Page 38

“Babe, I’ve made what I want very clear. Stop hiding away in that house.”

“Killian, do you understand that the idea of getting on a stage and performing for a Kill John–sized crowd makes me want to vomit? As in, I’m eyeing the bathroom as we speak.”

I want to hug her so badly. I clench my fist against my thigh. “Do you really hate the idea? Between you and me, without thinking about anything else, what does your heart say?”

Silence follows, highlighting the sound of her breathing. “I’m afraid…” Her voice is stark. “…that I’ll lose myself.”

“I won’t let you.” She has me now. Even if she doesn’t fully realize it. I’ll always be there for her. I just have to show her.

She speaks again, barely a whisper. “I’m afraid I’ll look ridiculous up there.”

I let out a breath. “Oh, baby doll. If you could just see yourself the way I see you. Your voice, the passion in the way you play—that brought me back to music. You belong out there. You said you wanted to fly. So fly with me.”

“Why is this so important to you?” she rasps. “Why are you pushing it so much?” I can practically hear her brain whirring. “What aren’t you telling me?”

I sigh and pinch the bridge of my nose. If I want her trust, I have to go all-in now. “The first time I told my parents I wanted a guitar, they sent an assistant out to buy me a six-thousand-dollar Telecaster.”

She’s silent for a beat. “Is that supposed to be bad?”

I snort in tired amusement. “They got me lessons from the best teacher in New York. Because, and I quote, ‘Killian’s finally found a little hobby.’”

I keep talking, exposing more. “When I told them I wanted to form a band, be a rock star, they asked me if I needed them to book a concert hall for me. They knew some people.”

“I…ah…I don’t understand. They sound more supportive than most parents. Maybe a little patronizing, but they clearly cared.”

“Libs, I meant it when I said I had a good childhood, the best of everything. But I was also something akin to a pet. Interest in who I was or what I did with my life wasn’t there. I wasn’t missed or needed. And that isn’t a poor-little-rich-me speech. Just the bald truth. To this day, they haven’t heard a single song or gone to any of my concerts. Which is fine.”

But it isn’t.

She clearly picks up on that. “So you want to fix me because of what? Childhood angst?”
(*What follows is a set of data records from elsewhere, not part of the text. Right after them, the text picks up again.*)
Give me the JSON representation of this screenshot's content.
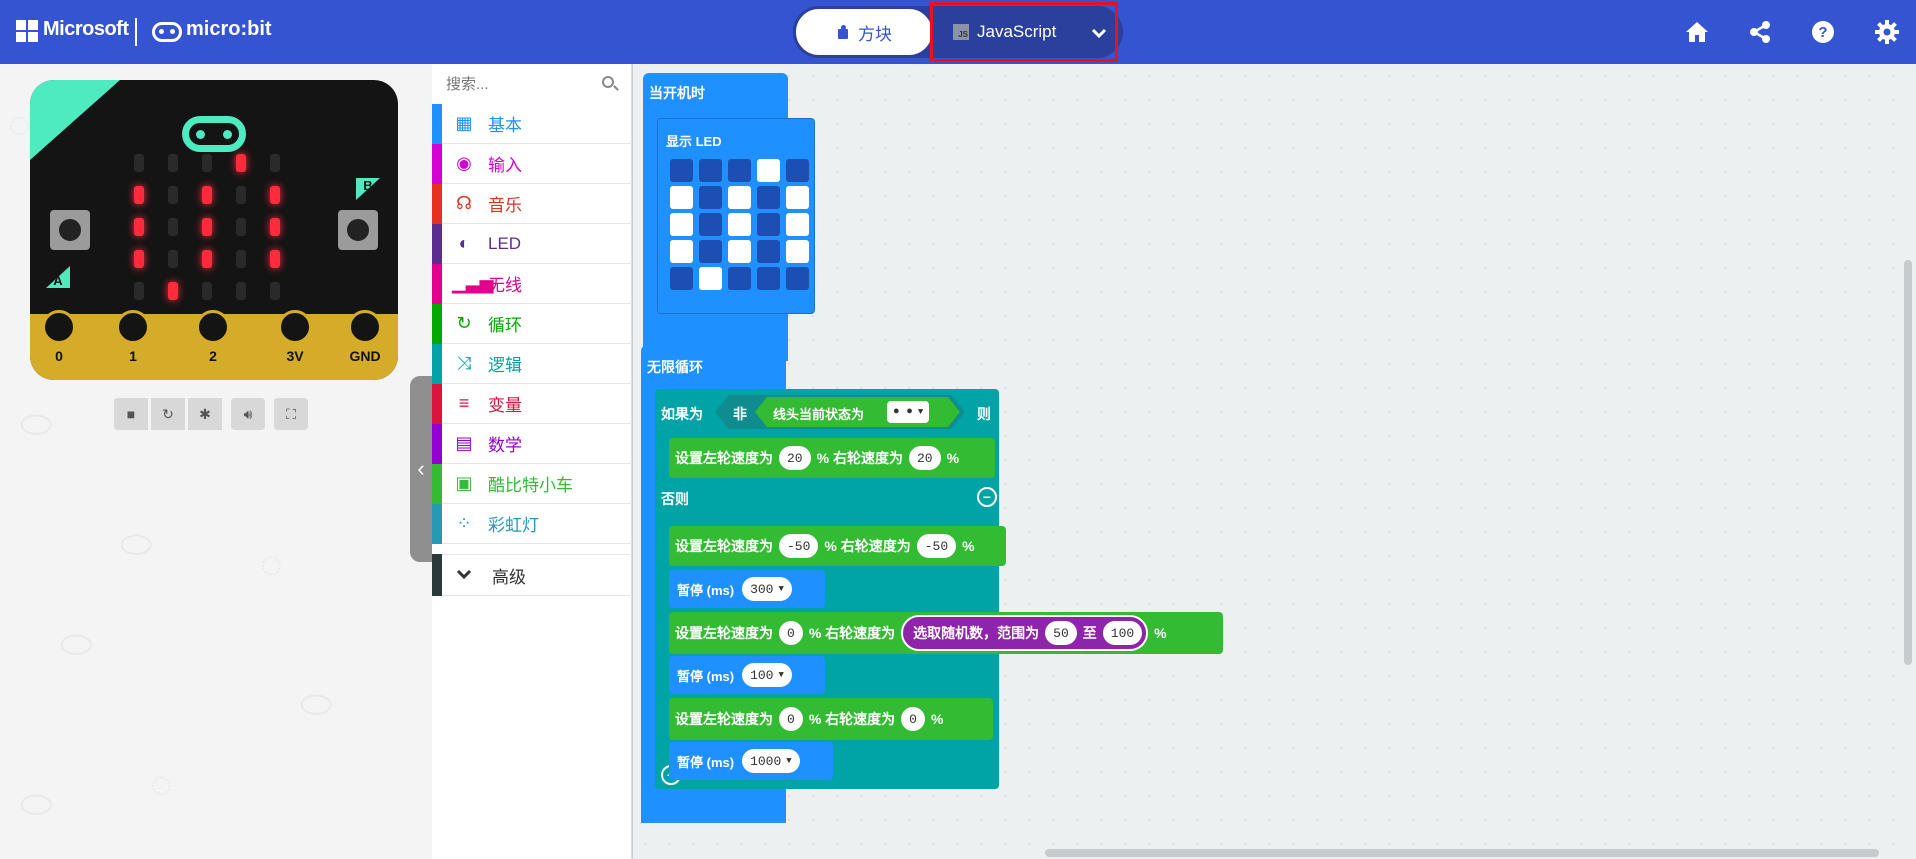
{
  "header": {
    "brand_microsoft": "Microsoft",
    "brand_microbit": "micro:bit",
    "mode_blocks_label": "方块",
    "mode_js_label": "JavaScript",
    "js_badge": "JS",
    "icons": [
      "home-icon",
      "share-icon",
      "help-icon",
      "settings-icon"
    ],
    "accent_color": "#3454d1"
  },
  "simulator": {
    "pins": [
      "0",
      "1",
      "2",
      "3V",
      "GND"
    ],
    "button_a": "A",
    "button_b": "B",
    "controls": [
      "stop-icon",
      "restart-icon",
      "debug-icon",
      "mute-icon",
      "fullscreen-icon"
    ]
  },
  "toolbox": {
    "search_placeholder": "搜索...",
    "categories": [
      {
        "label": "基本",
        "color": "#1e90ff",
        "icon": "grid-icon"
      },
      {
        "label": "输入",
        "color": "#d400d4",
        "icon": "target-icon"
      },
      {
        "label": "音乐",
        "color": "#e63022",
        "icon": "headphones-icon"
      },
      {
        "label": "LED",
        "color": "#5c2d91",
        "icon": "toggle-icon"
      },
      {
        "label": "无线",
        "color": "#e3008c",
        "icon": "signal-icon"
      },
      {
        "label": "循环",
        "color": "#00aa00",
        "icon": "refresh-icon"
      },
      {
        "label": "逻辑",
        "color": "#00a4a6",
        "icon": "shuffle-icon"
      },
      {
        "label": "变量",
        "color": "#dc143c",
        "icon": "list-icon"
      },
      {
        "label": "数学",
        "color": "#9400d3",
        "icon": "calculator-icon"
      },
      {
        "label": "酷比特小车",
        "color": "#33bb33",
        "icon": "bus-icon"
      },
      {
        "label": "彩虹灯",
        "color": "#2699b4",
        "icon": "dots-circle-icon"
      }
    ],
    "advanced_label": "高级"
  },
  "workspace": {
    "on_start": "当开机时",
    "show_leds": "显示 LED",
    "forever": "无限循环",
    "if_label": "如果为",
    "not_label": "非",
    "line_state": "线头当前状态为",
    "line_dots": "● ●",
    "then_label": "则",
    "else_label": "否则",
    "set_left": "设置左轮速度为",
    "set_right": "% 右轮速度为",
    "percent": "%",
    "pause": "暂停 (ms)",
    "random_label": "选取随机数，范围为",
    "to_label": "至",
    "values": {
      "speed1_left": "20",
      "speed1_right": "20",
      "speed2_left": "-50",
      "speed2_right": "-50",
      "pause1": "300",
      "speed3_left": "0",
      "rand_min": "50",
      "rand_max": "100",
      "pause2": "100",
      "speed4_left": "0",
      "speed4_right": "0",
      "pause3": "1000"
    }
  }
}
Something in me snaps. “I’m trying to show you how much I care, that your dreams mean something to me! They’re not things to be swept under the rug or given lip service. They fucking matter, Libby. You matter.” I stop there, my body tensing. I’ve said too much, exposed my underbelly. It isn’t a comfortable sensation.

She draws a breath, the sound crackling through the phone. “You matter too.”

My eyes close. Maybe some of my motivation is selfish, because I miss her so badly right now it hurts. I’m so into this girl. She has no idea how much.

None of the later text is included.